Book: Lolita
Author: Vladimir Nabokov
Published: 1955
All the window dressing in the form of gorgeous prose cannot make up for the hideous plot of this book. I feel myself in a state of revulsion and appreciation at every page. It’s exhausting.
Humbert Humbert falls in love with a child, Lolita. After several self-serving actions he becomes the child’s guardian and begins an incestuous relationship with her. Eventually, she leaves him for another older man. They reconnect at some point in the future after she’s nearly an adult and married to someone close to her age. They die around the same time.
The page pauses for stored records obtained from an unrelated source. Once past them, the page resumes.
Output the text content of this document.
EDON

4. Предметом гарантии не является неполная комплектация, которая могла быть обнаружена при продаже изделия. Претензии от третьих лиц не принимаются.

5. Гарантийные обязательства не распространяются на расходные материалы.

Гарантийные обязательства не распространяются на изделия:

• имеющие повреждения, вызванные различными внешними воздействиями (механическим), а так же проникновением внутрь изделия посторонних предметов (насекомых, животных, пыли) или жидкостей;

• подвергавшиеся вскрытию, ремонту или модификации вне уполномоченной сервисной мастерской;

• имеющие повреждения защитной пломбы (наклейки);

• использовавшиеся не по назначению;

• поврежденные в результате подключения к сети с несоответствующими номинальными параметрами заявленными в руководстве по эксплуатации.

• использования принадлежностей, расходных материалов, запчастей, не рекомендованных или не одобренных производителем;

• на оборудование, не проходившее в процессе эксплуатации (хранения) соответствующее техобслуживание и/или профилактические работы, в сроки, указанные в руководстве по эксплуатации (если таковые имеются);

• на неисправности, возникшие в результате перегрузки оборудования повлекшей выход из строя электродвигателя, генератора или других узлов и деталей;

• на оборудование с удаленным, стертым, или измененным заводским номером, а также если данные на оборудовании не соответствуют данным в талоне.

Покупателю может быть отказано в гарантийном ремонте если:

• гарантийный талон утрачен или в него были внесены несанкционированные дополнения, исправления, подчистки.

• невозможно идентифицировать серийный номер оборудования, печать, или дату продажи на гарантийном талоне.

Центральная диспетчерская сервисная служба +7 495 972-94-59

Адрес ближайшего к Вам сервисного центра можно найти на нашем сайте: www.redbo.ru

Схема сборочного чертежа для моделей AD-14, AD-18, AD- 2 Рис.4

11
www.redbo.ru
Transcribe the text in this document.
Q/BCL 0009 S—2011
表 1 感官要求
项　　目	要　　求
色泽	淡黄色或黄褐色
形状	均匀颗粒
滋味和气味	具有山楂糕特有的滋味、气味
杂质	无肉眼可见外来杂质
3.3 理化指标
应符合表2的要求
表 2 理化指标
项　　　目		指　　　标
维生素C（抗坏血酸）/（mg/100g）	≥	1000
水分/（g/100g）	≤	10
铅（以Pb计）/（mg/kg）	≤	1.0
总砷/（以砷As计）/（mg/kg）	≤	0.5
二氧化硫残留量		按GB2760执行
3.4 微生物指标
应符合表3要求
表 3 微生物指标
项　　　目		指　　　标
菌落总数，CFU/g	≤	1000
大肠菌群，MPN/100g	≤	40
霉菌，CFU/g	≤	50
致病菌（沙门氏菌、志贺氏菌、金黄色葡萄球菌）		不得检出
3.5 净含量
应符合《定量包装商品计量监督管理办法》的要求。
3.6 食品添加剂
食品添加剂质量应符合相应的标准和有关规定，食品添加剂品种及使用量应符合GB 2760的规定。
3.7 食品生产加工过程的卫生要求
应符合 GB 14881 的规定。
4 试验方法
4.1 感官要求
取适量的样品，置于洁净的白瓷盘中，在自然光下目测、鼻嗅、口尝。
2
Who she is apart from the object of Humbert’s desire is never revealed. Unsavory as this was, I realized that female characters in many movies hew to exactly this role. The role is a vehicle for one of the protagonists object of desire. The revulsion I experience with the book is one that I’m just inured to in movies and TV with a minor addition of a few years.
Seeing Ghostbusters this weekend was more moving than I was expecting. Seeing four women eating, working, and kicking ass with no romantic interests felt uncomfortable. It was uncomfortable because it’s novel.
The source of my disgust isn’t the gorgeous prose and unsavory subject matter. It’s not the age of Lolita and how lecherous Humbert is. It’s that nearly all female characters are essentially Lolitas with some years, and that I am seeing that more profoundly than before.
July 27, 2016 at 12:48 am
Well said. As usual. I must see Ghostbusters.
August 10, 2016 at 9:34 am
This is disgustingly sophomoric. Great–you have convinced us that you are so evolved in being disgusted by Humbert Humbert. Best that you stick to reviewing batter coated and re-fried movies like Ghostbusters. Tell us more about how you were moved by this evolved, McMuffin stuffed plot and dialogue.
August 10, 2016 at 1:14 pm
Neat. A critic. I love egg McMuffins.